Un assunto che serve a Crocetta per chiedere l’attenzione dei vertici del Pd nazionale che “deve rendersi conto dell’anomalia siciliana. Se da iscritto del Pd, contrariamente a quanto concordato fin dall’inizio col Pd regionale, io non potessi fare parte del gruppo che porta il mio nome nella lista (il gruppo del Megafono all’Ars al cui il presidente è iscritto anche se per statuto dovrebbe far parte del gruppo Pd in quanto tesserato democratico, ndr), sarebbe un gioco autoritario e antidemocratico e persino sleale in contrasto a quanto precedentemente convenuto”.

Quindi Crocetta tira in ballo la polemica sui mancati contributi versati al partito e ribadisce la posizione espressa anche allo scoppiare della questione: “La smettano con la farsa del mancato contributo, potrei presentare la lista dei debiti elettorali rimasti sul mio groppone ma non lo faccio – dice il presidente – verserò quel contributo per impedire azioni staliniste, che hanno sempre utilizzato per far fuori i dissidenti. In quanto iscritto alla lista Crocetta dovrei versare contributo a quella lista, ma di questo non ce ne facciamo un cruccio, verserò contributo anche a loro entro 24 ore. Non ho dato mai alcuna importanza ai soldi anche se devo dire che tale richiesta non era mai stata fatta nella mia adesione concordata col partito al gruppo del Megafono, facendo notare che sicuramente non sarà questa la ragione di censura nei miei confronti”.

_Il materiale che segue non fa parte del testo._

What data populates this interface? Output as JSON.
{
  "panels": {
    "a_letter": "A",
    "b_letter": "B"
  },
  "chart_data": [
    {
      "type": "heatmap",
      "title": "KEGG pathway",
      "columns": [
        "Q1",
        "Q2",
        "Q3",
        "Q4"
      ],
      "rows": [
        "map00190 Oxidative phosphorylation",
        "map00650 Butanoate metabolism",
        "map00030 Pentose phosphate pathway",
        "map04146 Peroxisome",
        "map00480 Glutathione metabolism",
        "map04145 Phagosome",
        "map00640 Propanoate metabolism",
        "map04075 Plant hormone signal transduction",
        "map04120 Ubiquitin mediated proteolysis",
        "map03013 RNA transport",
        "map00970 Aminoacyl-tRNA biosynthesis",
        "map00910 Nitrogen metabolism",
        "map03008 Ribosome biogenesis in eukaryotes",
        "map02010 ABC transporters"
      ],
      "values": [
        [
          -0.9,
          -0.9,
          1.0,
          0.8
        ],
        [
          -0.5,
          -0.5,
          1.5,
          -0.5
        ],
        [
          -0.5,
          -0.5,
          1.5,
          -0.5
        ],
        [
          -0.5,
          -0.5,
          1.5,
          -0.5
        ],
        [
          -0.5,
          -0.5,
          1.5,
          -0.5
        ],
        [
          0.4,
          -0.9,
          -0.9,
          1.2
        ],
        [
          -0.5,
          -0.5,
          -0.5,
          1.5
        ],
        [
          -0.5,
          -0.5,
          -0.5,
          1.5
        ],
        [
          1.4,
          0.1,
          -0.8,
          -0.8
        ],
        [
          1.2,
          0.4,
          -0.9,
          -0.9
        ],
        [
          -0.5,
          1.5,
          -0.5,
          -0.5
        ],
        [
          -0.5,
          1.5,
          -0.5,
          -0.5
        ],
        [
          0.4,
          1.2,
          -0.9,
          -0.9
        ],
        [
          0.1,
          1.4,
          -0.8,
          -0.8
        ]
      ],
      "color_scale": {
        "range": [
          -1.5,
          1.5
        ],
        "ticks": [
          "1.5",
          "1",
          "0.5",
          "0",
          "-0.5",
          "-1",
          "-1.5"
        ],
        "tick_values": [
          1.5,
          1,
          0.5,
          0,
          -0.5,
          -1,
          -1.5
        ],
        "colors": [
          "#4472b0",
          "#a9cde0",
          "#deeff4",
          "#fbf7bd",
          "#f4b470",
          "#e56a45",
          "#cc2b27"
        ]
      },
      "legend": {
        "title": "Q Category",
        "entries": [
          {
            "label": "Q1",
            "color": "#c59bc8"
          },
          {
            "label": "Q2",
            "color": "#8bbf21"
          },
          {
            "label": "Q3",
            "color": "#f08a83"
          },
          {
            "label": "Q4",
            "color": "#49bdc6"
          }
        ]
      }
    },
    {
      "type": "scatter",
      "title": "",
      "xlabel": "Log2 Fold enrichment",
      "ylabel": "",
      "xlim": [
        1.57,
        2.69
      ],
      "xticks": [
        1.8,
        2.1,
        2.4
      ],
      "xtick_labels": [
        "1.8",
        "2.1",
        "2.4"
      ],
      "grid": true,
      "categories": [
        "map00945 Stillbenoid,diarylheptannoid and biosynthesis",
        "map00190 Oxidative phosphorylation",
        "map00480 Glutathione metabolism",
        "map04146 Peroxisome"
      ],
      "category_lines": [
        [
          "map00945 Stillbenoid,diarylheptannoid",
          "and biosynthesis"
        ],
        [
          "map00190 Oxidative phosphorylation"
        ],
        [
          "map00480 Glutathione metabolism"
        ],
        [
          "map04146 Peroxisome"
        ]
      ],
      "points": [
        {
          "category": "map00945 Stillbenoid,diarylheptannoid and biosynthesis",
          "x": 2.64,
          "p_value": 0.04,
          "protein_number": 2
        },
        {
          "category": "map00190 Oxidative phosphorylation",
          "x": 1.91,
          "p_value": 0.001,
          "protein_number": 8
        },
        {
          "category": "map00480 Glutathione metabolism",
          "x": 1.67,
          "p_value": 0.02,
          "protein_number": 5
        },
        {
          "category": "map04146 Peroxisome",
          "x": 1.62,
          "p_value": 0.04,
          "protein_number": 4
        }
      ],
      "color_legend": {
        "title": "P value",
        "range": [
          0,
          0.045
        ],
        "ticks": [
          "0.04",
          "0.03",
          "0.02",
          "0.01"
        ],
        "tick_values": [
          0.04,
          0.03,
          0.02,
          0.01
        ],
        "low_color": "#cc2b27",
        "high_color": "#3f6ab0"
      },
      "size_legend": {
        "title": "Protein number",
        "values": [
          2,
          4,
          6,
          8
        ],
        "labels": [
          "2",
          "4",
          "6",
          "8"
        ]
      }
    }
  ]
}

Ed è poi sulla questione Megafono che Crocetta si concentra rilanciando la sua azione convinta per la sussistenza in vita del movimento che ha contribuito a vincere le elezioni regionali. “Nessuno può impedire al Megafono di organizzarsi, di fare la propria battaglia, di contribuire al rinnovamento della vita politica siciliana. Il Partito Democratico deve decidere se tale battaglia si può fare al proprio interno o se il Megafono deve diventare una forza politica autonoma. Decida Epifani, ma il Megafono non molla, non tace e sopratutto non si delegittima il rappresentante del popolo siciliano, eletto dai siciliani. Non consentirò a nessuno di umiliare la Sicilia e i colori della sua bandiera. Ancora una volta la Sicilia risulta incomprensibile a Roma e ancora una volta si continuano a fare gli errori di sempre. Non mi piegherò”.